M2m: Imbalanced Classification via Major-to-minor Translation (2004.00431v2)

Abstract: In most real-world scenarios, labeled training datasets are highly class-imbalanced, where deep neural networks suffer from generalizing to a balanced testing criterion. In this paper, we explore a novel yet simple way to alleviate this issue by augmenting less-frequent classes via translating samples (e.g., images) from more-frequent classes. This simple approach enables a classifier to learn more generalizable features of minority classes, by transferring and leveraging the diversity of the majority information. Our experimental results on a variety of class-imbalanced datasets show that the proposed method improves the generalization on minority classes significantly compared to other existing re-sampling or re-weighting methods. The performance of our method even surpasses those of previous state-of-the-art methods for the imbalanced classification.

• The paper introduces M2m, a method that converts majority samples into synthetic minority examples to address class imbalance in deep learning.
• It employs a classifier-guided optimization and rejection mechanism to generate high-quality samples, refining decision boundaries.
• Experimental results on multiple imbalanced datasets show significant accuracy gains over re-sampling and state-of-the-art techniques like LDAM.

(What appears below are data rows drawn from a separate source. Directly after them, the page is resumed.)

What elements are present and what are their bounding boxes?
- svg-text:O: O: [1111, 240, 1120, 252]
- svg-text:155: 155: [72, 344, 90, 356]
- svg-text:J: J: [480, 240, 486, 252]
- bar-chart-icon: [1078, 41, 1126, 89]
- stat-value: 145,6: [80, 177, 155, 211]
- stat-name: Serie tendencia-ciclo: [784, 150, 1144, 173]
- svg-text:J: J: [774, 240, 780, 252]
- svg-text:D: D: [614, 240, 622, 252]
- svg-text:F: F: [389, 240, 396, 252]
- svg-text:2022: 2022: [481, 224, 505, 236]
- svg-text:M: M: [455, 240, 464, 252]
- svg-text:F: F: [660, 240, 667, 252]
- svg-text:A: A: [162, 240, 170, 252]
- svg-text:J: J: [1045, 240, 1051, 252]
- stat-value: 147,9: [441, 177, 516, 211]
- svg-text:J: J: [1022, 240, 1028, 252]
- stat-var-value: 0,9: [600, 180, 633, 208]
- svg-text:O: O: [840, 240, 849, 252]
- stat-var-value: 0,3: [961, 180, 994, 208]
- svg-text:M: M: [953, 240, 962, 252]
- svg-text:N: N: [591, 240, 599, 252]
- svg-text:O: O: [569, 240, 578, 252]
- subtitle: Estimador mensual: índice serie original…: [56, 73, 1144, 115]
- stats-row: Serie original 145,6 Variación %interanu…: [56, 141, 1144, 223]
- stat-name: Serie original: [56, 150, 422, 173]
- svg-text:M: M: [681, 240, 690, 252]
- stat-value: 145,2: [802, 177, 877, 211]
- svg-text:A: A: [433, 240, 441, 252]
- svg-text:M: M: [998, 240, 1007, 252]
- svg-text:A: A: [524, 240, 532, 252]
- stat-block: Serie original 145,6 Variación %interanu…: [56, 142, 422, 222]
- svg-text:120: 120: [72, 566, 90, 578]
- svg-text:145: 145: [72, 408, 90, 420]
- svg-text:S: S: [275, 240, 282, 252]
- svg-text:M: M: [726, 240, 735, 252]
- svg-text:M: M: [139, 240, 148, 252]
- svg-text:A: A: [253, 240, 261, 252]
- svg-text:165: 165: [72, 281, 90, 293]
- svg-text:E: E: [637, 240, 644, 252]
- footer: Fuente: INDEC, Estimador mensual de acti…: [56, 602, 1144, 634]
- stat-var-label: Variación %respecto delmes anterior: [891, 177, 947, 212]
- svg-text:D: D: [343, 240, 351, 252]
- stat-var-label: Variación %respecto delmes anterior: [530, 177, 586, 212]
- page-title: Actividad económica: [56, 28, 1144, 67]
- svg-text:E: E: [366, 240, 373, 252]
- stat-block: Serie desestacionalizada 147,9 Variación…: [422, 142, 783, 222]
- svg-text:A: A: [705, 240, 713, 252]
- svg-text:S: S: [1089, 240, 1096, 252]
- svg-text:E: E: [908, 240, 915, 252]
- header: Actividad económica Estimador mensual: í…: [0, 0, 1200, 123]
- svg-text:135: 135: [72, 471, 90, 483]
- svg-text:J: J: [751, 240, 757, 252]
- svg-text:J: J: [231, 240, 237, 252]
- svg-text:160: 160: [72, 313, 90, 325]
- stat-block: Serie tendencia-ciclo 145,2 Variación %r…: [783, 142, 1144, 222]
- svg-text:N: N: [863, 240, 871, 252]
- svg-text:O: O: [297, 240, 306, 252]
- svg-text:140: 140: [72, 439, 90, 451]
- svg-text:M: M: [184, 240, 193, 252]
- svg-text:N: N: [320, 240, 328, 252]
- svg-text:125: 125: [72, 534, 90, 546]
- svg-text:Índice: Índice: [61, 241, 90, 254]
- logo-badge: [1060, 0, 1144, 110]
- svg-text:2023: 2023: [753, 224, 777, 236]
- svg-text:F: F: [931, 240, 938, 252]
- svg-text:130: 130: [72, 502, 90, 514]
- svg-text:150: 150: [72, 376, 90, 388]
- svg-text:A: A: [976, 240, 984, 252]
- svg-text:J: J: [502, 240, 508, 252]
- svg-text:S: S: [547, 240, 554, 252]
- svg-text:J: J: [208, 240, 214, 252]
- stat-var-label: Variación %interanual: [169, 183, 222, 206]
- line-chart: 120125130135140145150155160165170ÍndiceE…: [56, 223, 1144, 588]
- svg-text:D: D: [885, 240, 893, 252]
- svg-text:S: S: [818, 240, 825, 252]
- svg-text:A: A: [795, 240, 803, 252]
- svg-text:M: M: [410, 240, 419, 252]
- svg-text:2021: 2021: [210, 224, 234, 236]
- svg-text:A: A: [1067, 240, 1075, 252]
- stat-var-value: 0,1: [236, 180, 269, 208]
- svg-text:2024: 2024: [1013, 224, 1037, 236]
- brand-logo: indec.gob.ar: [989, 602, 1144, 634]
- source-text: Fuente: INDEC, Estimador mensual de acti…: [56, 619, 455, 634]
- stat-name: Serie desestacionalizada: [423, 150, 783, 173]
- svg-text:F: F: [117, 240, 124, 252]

Imbalanced Classification via Major-to-minor Translation for Deep Neural Networks

The paper "M2m: Imbalanced Classification via Major-to-minor Translation" addresses the challenge of class imbalance in deep learning, a common problem in real-world datasets where certain classes dominate in frequency over others. This imbalance often leads to a bias in learning performance, adversely affecting the generalization capability of classifiers. The authors introduce a novel approach to enhance the representation of minority classes by translating samples from majority classes, thereby aiming to mitigate the data imbalance problem effectively.

Central to the proposed method, termed Major-to-minor Translation (M2m), is the intuitive yet straightforward concept of generating synthetic minority class samples. These samples are not merely augmented variants of existing minority data, as in traditional over-sampling techniques like SMOTE, but are rather translations from majority class samples. The translation is achieved using a trained classifier that serves as a guide, enabling a learning model to expand the decision boundaries for minority classes. This approach leverages the diverse feature space information available in majority classes to extrapolate and enrich the sparse feature representations of minority classes.

Methodology and Mechanism

The M2m method involves the creation of synthetic minority samples through an optimization process that translates a majority class sample into a minority class sample. This is performed using another classifier, trained on the imbalance dataset, to navigate the optimal transformation pathway. The concept of translating rather than generating from scratch helps ensure the newly synthesized samples capture the nuanced decision boundaries between classes that conventional augmentation might miss.

Three innovative components underpin the method:

1. Optimization Objective: It formulates a translation goal via optimizing towards the minority class confidence, while imposing a regularization term to dampen the initial class confidence in the majority class.
2. Sample Rejection Criterion: This rejects low-confidence samples based on a probabilistic threshold, ensuring high-quality inclusion of generated samples.
3. Optimal Seed Sampling: An approach determining which majority class samples should serve as seeds for the translation process, aiming to maximize generation outcomes while maintaining diversity.

The implementation of M2m in deep neural network training demonstrated superior performance improvement in balanced test accuracy over conventional techniques like re-weighting and re-sampling, even surpassing state-of-the-art methods such as LDAM.

Experimental Results

Extensive experimentation reveals that the M2m model significantly boosts generalization on multiple class-imbalanced datasets, including synthetically imbalanced CIFAR-10 and CIFAR-100, and naturally imbalanced datasets like CelebA and Twitter datasets. On the most challenging scenarios with extreme class imbalance, such as the Reuters dataset, M2m exhibits marked improvements, underscoring its efficacy in tackling variance caused by data scarcity in minority classes.

In quantitative figures, M2m consistently outperforms existing methods, offering notable precision gains in scenarios with high imbalance ratios, showing relative improvements such as 17.1% and 9.2% upon standard training and the LDAM approach, respectively.

Theoretical and Practical Implications

The theoretical underpinnings of M2m challenge the prevailing paradigm of data-specific augmentation, suggesting a role for adversarial-like feature inclusion in improving underrepresented class learning. Practically, M2m provides a framework that could seamlessly integrate into existing training pipelines, offering a corrective lens towards equity in dataset representation, which is crucial for achieving unbiased AI outcomes.

Future Developments

Future research could explore extending this method with more sophisticated generative mechanisms, such as GAN-based translations, to further capture the inter-class feature nuances. Moreover, deploying M2m in active learning and meta-learning frameworks could reveal deeper insights into its adaptability and potential in diverse AI applications.

Overall, this paper presents a substantive contribution to the field of imbalanced learning by balancing innovation with implementational simplicity, encouraging further exploration into cross-class learning paradigms.